- Texte visé : Projet de loi, adopté par le Sénat, après engagement de la procédure accélérée, relatif à la lutte contre les fraudes sociales et fiscales, n° 2115
- Stade de lecture : 1ère lecture (2ème assemblée saisie)
- Examiné par : Commission des affaires sociales
Supprimer cet article.
Cet amendement vise à supprimer l’article 29, introduit par la commission des affaires sociales au Sénat, qui permettrait aux organismes de sécurité sociale de suspendre à titre conservatoire le versement de prestations en cas de « doute sérieux » de fraude.
Un premier élément justifie la suppression de cet article : il entre en contradiction directe avec le principe du droit à l’erreur consacré par la loi ESSOC du 10 août 2018. Cette loi a défini clairement que la fraude suppose la démonstration préalable de la mauvaise foi et de l’intentionnalité de l’assuré.
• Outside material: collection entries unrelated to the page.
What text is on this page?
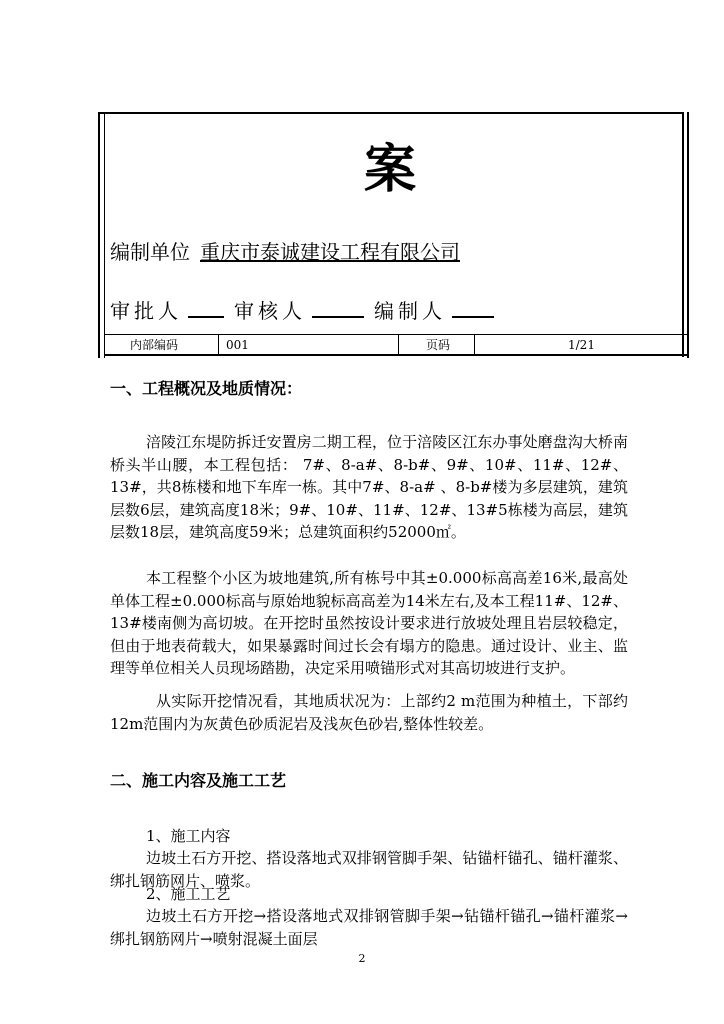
案
编制单位 重庆市泰诚建设工程有限公司
审批人	审核人	编制人
内部编码	001	页码	1/21
一、工程概况及地质情况：
涪陵江东堤防拆迁安置房二期工程，位于涪陵区江东办事处磨盘沟大桥南桥头半山腰，本工程包括： 7#、8-a#、8-b#、9#、10#、11#、12#、13#，共8栋楼和地下车库一栋。其中7#、8-a# 、8-b#楼为多层建筑，建筑层数6层，建筑高度18米；9#、10#、11#、12#、13#5栋楼为高层，建筑层数18层，建筑高度59米；总建筑面积约52000㎡。
本工程整个小区为坡地建筑,所有栋号中其±0.000标高高差16米,最高处单体工程±0.000标高与原始地貌标高高差为14米左右,及本工程11#、12#、13#楼南侧为高切坡。在开挖时虽然按设计要求进行放坡处理且岩层较稳定，但由于地表荷载大，如果暴露时间过长会有塌方的隐患。通过设计、业主、监理等单位相关人员现场踏勘，决定采用喷锚形式对其高切坡进行支护。
从实际开挖情况看，其地质状况为：上部约2 m范围为种植土，下部约12m范围内为灰黄色砂质泥岩及浅灰色砂岩,整体性较差。
二、施工内容及施工工艺
1、施工内容
边坡土石方开挖、搭设落地式双排钢管脚手架、钻锚杆锚孔、锚杆灌浆、绑扎钢筋网片、喷浆。
2、施工工艺
边坡土石方开挖→搭设落地式双排钢管脚手架→钻锚杆锚孔→锚杆灌浆→绑扎钢筋网片→喷射混凝土面层
2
Elle impose à l’administration de prouver cette mauvaise foi avant de sanctionner. À l’inverse, l’article 29 permettrait une suspension immédiate alors même que subsiste un doute, ce qui revient à sanctionner une personne sans avoir établi l’élément intentionnel et brouille la frontière fondamentale entre erreur de bonne foi et fraude avérée.
Les critères permettant de déclencher une suspension conservatoire sont particulièrement imprécis et ouvrent la voie à des interprétations arbitraires. Des notions comme « manœuvres frauduleuses », « indices sérieux » ou encore « éléments de nature à rétablir le versement » ne renvoient à aucune définition stabilisée dans les textes, certaines n’ayant même aucune existence juridique dans le champ de la sécurité sociale. En l’absence de critères objectifs, cette suspension pourrait être décidée sur la base d’appréciations variables d’un organisme à l’autre, créant un risque élevé d’inégalités de traitement et d’erreurs graves.
La suspension peut intervenir avant même que l’assuré n’ait été mis en mesure de présenter ses observations. La procédure contradictoire n’intervient qu’après la mise en place de la sanction, ce qui constitue une atteinte manifeste aux droits de la défense. Suspendre des prestations souvent vitales, souvent le seul revenu disponible pour les ménages concernés, sans qu’ils aient pu se défendre revient à inverser les principes fondamentaux de l’équité administrative.
De plus, il convient de rappeler que les mécanismes de lutte contre la fraude existants sont déjà efficaces : les caisses d’allocations familiales recouvrent 78 % des indus frauduleux, un niveau élevé et comparable au recouvrement des indus courants (89 %), comme l’indique la Cour des comptes. Cette donnée montre que les dispositifs actuels fonctionnent et ne justifient pas une extension des pouvoirs de sanction aussi intrusive et déséquilibrée.
Dès lors, l’article 29 apparaît dangereux et disproportionné.